Spring 2015 Television
Ages: 10 - 16 yrs.
Rating: TV G

Any student of the Civil War, no matter what age, knows about the Union's ironclad ships the Monitor and the Merrimack. On a fascination scale of one to 10, these two marvels of mid-19th century technological warfare score an 11.

So when the Colonial Williamsburg Foundation chose to dive into this remarkable tale (premiered March 13, 2014) in its Electronic Field Trips series, it chose wisely and ventured into a level of facts and details of Civil War history rarely found in classroom textbooks or lesson plans for its target audience.

Civil War Ironclads is a story of the strategic race in the early 1860s by the Union and the Confederacy to build armored, steam-powered warships that were the predecessors of today's submarines. But what's so compelling is that the program looks into not only the armored vessels and the historic ironclad battle that took place, but also the lives of the sailors stationed inside them.
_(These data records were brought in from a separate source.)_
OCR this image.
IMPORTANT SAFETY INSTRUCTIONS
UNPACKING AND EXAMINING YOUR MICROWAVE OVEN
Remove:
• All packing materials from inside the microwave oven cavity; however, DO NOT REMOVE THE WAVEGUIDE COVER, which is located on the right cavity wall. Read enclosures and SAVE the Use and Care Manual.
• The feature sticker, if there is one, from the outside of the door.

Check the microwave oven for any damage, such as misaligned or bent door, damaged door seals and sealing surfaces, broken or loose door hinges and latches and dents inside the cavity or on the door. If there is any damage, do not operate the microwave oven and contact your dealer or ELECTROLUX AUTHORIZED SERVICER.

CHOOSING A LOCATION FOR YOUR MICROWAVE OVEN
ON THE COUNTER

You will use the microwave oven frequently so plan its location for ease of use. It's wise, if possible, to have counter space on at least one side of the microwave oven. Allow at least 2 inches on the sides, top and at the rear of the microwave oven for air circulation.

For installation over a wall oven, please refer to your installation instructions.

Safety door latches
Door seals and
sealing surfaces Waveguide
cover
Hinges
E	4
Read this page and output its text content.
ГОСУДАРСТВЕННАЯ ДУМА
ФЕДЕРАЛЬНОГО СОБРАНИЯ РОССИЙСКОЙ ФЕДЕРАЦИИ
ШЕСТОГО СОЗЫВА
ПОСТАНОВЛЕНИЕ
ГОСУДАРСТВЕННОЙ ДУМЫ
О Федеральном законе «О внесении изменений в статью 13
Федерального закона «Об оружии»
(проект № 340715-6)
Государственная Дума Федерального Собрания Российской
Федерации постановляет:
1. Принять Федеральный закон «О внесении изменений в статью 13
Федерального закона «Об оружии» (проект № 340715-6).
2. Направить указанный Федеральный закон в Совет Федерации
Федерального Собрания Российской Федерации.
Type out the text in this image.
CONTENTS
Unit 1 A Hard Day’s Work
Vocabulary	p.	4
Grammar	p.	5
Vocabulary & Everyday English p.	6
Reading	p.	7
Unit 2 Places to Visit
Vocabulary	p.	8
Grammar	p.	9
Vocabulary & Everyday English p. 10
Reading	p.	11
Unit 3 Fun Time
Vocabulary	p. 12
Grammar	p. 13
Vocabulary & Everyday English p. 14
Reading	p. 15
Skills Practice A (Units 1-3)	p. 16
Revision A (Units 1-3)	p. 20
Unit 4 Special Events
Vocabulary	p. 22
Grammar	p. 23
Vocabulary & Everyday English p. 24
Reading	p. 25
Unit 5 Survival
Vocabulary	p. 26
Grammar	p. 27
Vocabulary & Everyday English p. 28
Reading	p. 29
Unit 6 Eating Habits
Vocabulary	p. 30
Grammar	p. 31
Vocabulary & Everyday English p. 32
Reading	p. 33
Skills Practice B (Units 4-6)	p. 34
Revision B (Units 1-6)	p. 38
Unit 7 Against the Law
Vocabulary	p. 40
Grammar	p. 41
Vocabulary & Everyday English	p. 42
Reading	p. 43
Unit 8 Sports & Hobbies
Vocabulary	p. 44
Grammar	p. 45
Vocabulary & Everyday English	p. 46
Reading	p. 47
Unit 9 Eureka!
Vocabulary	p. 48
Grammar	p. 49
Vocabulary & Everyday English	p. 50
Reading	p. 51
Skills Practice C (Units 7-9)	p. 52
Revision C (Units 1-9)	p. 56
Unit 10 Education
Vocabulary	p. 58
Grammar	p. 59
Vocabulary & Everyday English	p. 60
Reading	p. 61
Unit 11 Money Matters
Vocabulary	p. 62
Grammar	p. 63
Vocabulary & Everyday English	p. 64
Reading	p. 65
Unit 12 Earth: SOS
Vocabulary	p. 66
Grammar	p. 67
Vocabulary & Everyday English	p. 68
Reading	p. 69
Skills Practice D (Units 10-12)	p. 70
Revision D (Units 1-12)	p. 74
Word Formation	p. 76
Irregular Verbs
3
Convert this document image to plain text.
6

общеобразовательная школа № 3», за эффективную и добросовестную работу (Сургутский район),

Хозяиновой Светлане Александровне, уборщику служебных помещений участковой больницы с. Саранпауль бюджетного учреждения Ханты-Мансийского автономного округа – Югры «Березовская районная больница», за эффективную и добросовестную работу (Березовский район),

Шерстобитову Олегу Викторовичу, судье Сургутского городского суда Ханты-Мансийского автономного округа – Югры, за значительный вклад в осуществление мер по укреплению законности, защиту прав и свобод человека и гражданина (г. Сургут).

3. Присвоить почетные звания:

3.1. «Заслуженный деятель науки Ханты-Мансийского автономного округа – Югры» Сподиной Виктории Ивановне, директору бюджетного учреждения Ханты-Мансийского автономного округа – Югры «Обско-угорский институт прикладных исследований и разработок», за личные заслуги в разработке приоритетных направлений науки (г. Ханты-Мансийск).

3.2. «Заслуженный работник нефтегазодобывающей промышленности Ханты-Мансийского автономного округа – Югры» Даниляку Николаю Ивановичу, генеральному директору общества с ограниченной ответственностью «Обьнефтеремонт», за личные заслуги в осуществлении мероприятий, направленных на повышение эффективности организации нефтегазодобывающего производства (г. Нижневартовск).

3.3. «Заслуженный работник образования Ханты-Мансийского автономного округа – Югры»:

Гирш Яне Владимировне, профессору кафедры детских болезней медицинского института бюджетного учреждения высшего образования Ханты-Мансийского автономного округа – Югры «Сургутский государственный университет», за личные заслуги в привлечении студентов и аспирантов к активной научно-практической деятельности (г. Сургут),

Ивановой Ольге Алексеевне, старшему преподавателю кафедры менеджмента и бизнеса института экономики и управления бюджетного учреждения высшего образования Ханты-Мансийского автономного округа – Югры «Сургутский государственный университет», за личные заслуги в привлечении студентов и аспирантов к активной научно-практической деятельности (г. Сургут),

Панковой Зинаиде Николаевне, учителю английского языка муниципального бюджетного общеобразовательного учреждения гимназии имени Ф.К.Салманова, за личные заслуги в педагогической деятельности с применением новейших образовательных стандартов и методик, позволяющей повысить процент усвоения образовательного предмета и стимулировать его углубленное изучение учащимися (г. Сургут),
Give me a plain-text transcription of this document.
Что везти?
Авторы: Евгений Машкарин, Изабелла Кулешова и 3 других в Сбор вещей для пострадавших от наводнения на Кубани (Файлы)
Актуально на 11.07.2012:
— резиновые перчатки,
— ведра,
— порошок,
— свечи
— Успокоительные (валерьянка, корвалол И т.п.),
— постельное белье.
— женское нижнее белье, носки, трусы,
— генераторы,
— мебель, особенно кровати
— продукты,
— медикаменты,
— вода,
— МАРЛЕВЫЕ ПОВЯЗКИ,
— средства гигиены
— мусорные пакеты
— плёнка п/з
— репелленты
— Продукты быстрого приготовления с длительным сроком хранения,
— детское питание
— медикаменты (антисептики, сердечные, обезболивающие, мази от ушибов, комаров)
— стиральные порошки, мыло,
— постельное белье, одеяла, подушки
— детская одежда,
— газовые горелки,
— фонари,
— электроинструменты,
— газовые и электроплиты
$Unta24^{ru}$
Told through the narrative of a modern-day father and daughter touring museums in Columbus, Ga., and then Newport News, Va., with the assistance of a knowledgeable ghostly boy from the Union ship who befriends the daughter, the presentation features the history of the Civil War ironclads filled with details that draw viewers into the legend that lead up to the critical ironclad battle of Hampton Roads that changed everything in the war.

Production values are good; the panel of experts is outstanding in both the panelists' knowledge and their ability to explain clearly and enthusiastically. Through historical reconstruction, viewers even get to experience what it was to live inside these mighty vessels.

The interactive online poll and questions during the live episode via Twitter and phone aren't the production's strength. And the narrative dramatics occasionally get a bit too stagey. Those points aside, this is a powerful magnet to students of Civil War history and an excellent educational production.

Don Oldenburg   ©2015 Parents' Choice
A former feature writer and consumer columnist at The Washington Post for 22 years, Don Oldenburg is the Director of Publications and Editor of the National Italian American Foundation, in Washington, D.C. He regularly reviews books for USA Today and is the coauthor of "The Washington DC-Baltimore Dog Lovers Companion" (Avalon Travel). The proud father of three sons, he lives with his journalist-author wife, Ann Oldenburg, in McLean, VA.